Friday, September 10th, 2004: Toledo, Spain
Madrid to Toledo: 66 kilometres
Holy Toledo! We now understand where this exclamation comes from. Toledo is crammed with churches and cathedrals and former mosques and former synagogues. It is the centre of the Catholic Church in Spain, and was Spain’s capital until Carlos I abandoned his half-built Alcazar Palace (which he completed anyway) for Madrid. El Greco also made it his home and there are many pieces of his work scattered around the city for us to see. We arrive by 10:00 a.m., find some parking and take the escalators opened by King Juan Carlos up, up, up to the top of the town. We grab a not too helpful map from the very helpful tourist board and start to discover the old town of Toledo. We walk past one church with its doors wide open, and walk in. Not very interesting (maybe that’s why there is no admission charge or “voluntary donation” demanded of us). We walk out the front door into an inner courtyard, and keep moving forward, through more inner courtyards. We have found our way into the university, but we can’t find our way out… until at last, feeling like we’ve walked from one side of Toledo to the other, and down the hill and back up the other side, we find an exit onto a street. We walk down the street, into a nice plaza which isn’t marked on our map.
El Greco’s, a Titian, a Bassano, even a Van Dyck.
Finally, we find the tourist route, and begin our tour of Toledo in earnest. First stop is City Hall, the Ayuntamiento, quite an attractive building with a somewhat Germanic feeling. It must date from the Hapsburg period. From here, we are a short walk to the Catedral, home to the Inquisition, famous for not hiring El Greco to paint its murals. In the Catedral we read of the sign that celebrates the 1492 expulsion of the Jews from Spain by Ferdinand and Isabel. Bankrupt and unable to repay the loans from the Jews that had financed their retaking of Spain from the Muslims, they chose to expel the Jews in order to escape their debts. Unlike most of the throng making its way through the Catedral, we pay the 5.50 Euro entrance fee to get into the Sacristia, where we are overwhelmed with the art: it is full of El Greco’s, a Titian, a Bassano, even a Van Dyck.

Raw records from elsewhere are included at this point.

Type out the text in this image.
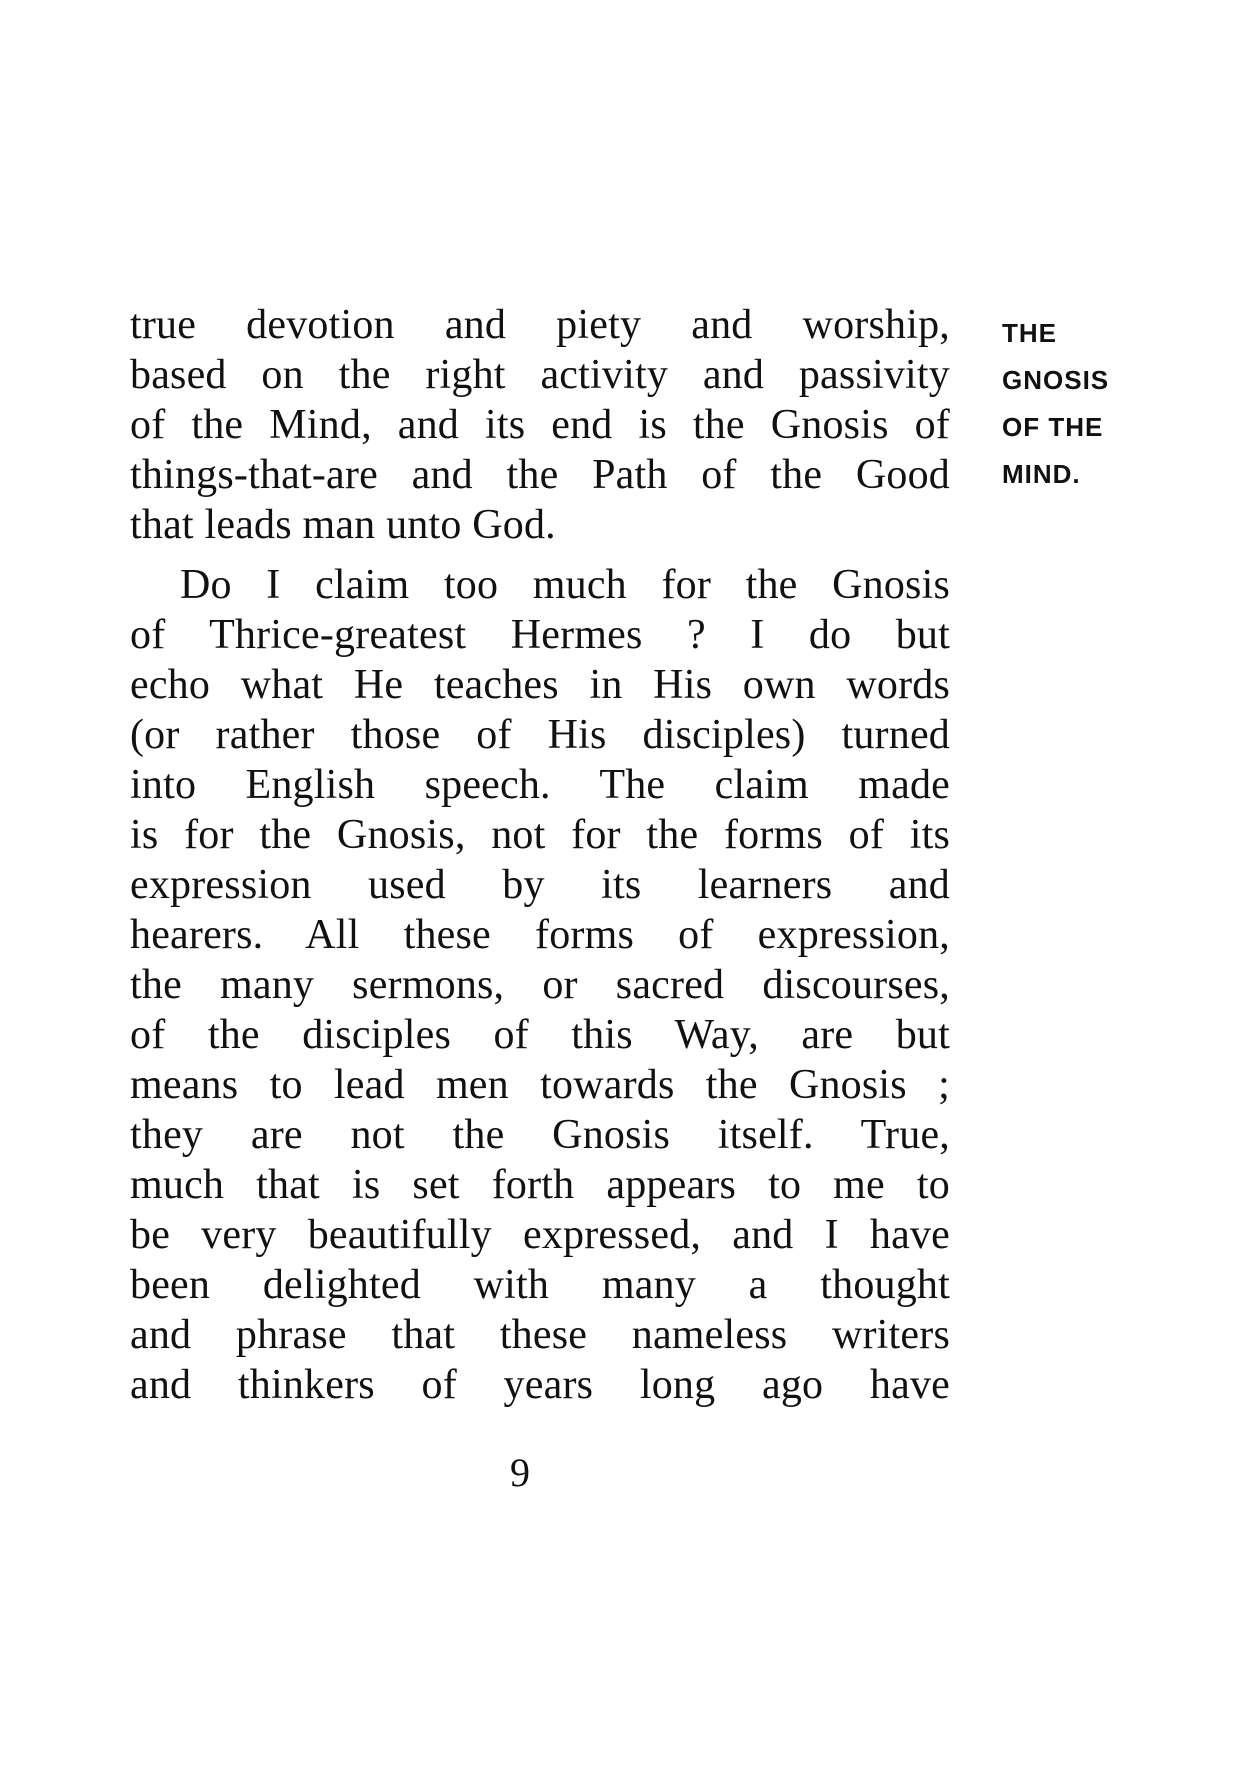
true devotion and piety and worship,
based on the right activity and passivity
of the Mind, and its end is the Gnosis of
things-that-are and the Path of the Good
that leads man unto God.
Do I claim too much for the Gnosis
of Thrice-greatest Hermes ? I do but
echo what He teaches in His own words
(or rather those of His disciples) turned
into English speech. The claim made
is for the Gnosis, not for the forms of its
expression used by its learners and
hearers. All these forms of expression,
the many sermons, or sacred discourses,
of the disciples of this Way, are but
means to lead men towards the Gnosis ;
they are not the Gnosis itself. True,
much that is set forth appears to me to
be very beautifully expressed, and I have
been delighted with many a thought
and phrase that these nameless writers
and thinkers of years long ago have
THE
GNOSIS
OF THE
MIND.
9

Out of the Catedral we walk to the Alcazar. It was virtually destroyed during the Civil War, but Franco, whose forces were holed up inside it, had it rebuilt.
A Final Masterpiece
We walk through the city, getting lost and finding ourselves. Finally, just as we decide it is time to return to Madrid, we stumble upon Santo Tomé, home to El Greco’s masterpiece El Entierro del Conde de Orgaz, which tells the story of the burial of the Count of Orgaz, when Saints Augustine and Stephen descended from heaven to attend the funeral. Interestingly, El Greco painted himself and his son into the picture, although the funeral happened about 300 years before the painting was done. We spend a good hour in the church, looking at and thinking about this important painting.